Georges Laraque resigns from CHLPA over controversy

With allegations swirling, former NHL enforcer Georges Laraque is stepping down as executive director of the CHL Players' Association.

Former NHLer blames allegations on CHL

Former NHL enforcer George Laraque has officially stepped down as executive director of the CHL Players' Association after posting a message to his Facebook page. (Ethan Miller/Getty Images)

Amid speculation and controversy, former NHL player Georges Laraque is stepping down as executive director of the CHL Players' Association.

Laraque posted a message on his Facebook page on Friday explaining why he has decided to leave the CHLPA.

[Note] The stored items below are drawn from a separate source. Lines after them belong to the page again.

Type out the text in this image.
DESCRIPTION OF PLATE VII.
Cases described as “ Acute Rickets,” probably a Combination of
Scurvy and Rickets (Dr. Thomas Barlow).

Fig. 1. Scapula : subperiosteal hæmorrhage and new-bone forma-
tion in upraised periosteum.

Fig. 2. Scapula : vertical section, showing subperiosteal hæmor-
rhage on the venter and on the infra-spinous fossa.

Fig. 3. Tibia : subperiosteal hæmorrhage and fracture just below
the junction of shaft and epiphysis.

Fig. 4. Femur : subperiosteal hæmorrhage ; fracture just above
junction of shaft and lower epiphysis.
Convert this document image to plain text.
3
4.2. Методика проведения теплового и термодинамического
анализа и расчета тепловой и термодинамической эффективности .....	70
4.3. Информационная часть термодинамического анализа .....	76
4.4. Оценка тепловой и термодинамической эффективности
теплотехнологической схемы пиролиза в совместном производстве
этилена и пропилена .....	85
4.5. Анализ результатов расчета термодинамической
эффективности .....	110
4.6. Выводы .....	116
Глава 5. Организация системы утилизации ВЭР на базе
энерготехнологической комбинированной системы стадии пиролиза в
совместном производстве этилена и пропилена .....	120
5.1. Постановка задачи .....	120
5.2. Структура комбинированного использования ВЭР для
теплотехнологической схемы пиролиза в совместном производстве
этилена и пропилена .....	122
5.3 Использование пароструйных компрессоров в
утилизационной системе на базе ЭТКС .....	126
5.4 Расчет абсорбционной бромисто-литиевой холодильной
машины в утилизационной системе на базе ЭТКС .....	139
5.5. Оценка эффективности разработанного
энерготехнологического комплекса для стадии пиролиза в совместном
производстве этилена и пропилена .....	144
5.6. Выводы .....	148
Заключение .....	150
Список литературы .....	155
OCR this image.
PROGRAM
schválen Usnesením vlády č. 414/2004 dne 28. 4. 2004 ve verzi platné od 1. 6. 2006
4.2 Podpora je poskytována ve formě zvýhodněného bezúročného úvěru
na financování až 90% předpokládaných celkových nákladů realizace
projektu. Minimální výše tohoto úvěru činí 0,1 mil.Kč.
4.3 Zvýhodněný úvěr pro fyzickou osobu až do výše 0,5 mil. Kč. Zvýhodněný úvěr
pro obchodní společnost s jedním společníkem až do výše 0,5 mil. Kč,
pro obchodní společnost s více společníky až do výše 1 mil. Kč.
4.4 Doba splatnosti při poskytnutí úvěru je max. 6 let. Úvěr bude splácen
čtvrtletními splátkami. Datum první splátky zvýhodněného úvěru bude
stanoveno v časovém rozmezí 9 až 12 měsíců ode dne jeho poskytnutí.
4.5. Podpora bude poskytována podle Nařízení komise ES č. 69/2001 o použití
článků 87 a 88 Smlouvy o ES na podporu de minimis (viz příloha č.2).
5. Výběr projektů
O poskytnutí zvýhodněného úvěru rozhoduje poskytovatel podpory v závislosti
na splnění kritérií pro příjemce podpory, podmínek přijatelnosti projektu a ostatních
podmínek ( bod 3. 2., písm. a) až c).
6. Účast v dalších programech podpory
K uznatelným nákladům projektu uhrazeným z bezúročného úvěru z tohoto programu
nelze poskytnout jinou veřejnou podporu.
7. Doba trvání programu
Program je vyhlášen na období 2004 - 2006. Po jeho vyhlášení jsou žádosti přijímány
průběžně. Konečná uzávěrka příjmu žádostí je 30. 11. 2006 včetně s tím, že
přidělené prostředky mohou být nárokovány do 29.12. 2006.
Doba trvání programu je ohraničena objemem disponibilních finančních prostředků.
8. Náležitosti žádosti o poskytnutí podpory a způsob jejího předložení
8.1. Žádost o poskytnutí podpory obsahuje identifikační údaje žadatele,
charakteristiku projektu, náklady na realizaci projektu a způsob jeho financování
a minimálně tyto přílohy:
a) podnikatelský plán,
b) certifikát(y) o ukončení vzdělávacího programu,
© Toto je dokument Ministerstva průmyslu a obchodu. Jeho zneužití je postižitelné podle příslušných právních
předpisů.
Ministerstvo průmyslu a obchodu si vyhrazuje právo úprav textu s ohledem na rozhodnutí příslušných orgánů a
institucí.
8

"I got involved with the CHLPA with the fundamental objective of helping young hockey players realize their hockey career while furthering their education," Laraque said. 

"That objective still holds true today. During my two months with the association, I came to realize that the task at hand (the collective force or union) was one that required people with expertise and experience on building projects of such scope. Yesterday, I decided to "pass the torch" to such experts because they will be better equipped to further the cause; I strongly believe this is the best way for me to help the CHLPA."

On Wednesday, news reports surfaced that an mysterious spokesman for the CHLPA by the name of Derek Clarke might actually be Randy Gumbley, a man who has admitted to taking $100,000 from hockey parents for their children to play in an elite Canadian junior league that did not exist.

Those reports were later denied by the CHLPA in a statement released on Thursday. 

Laraque puts blame on CHL

In his statement, Laraque commented on the situation and blame the Canadian Hockey League for the damaging media reports.

"The CHLPA has, and continues to deny that Randy Gumbley has any involvement with the CHLPA or that Derek Clarke is Randy Gumbley. These allegations were entirely frivolous," he said.

"The allegations were also strategically reported at the eve of a Certification vote. It illustrates the CHL's willingness to take any measure to bust the CHLPA's organizing drive and undermine the union to the players. The CHL has enjoyed a superior bargaining position over its players rather than fairly negotiate and deal with the CHLPA that puts a burden on their power."

Late last week, the CHLPA accused teams of taking advantage of their players and threatened to sue the league because of various employment violations.

The CHL was quick to respond.

"The CHL vehemently disagrees with the recent allegations made by Georges Laraque on behalf of the Canadian Hockey League Players’ Association [CHLPA]," the league said in a release. "Mr. Laraque knows better than anyone, the investment that we make in each of our players and our commitment to ensuring that the player’s amateur hockey experience is maximized."

In his statement Friday, Laraque reiterated his stance about the importance of a players' association.

"The primary objective of the CHLPA was to create better education packages for the players and lessen their restrictions following their tenure in CHL, for instance by being eligible to play in the NCAA. The goal was to act as a collective voice, through unionization, and without the threat of penalty or reprisal."

"I want to thank everyone at CHLPA, and especially the lawyers who did great work trying to set things up; like myself, they spent a great deal of time (for free) on this worthy cause and for the right reasons. These young people deserve our care and attention; they are our next generation."

Earlier Friday, the CHLPA's latest attempt to unionize junior hockey players suffered another setback when a would-be union withdrew its certification application in Nova Scotia.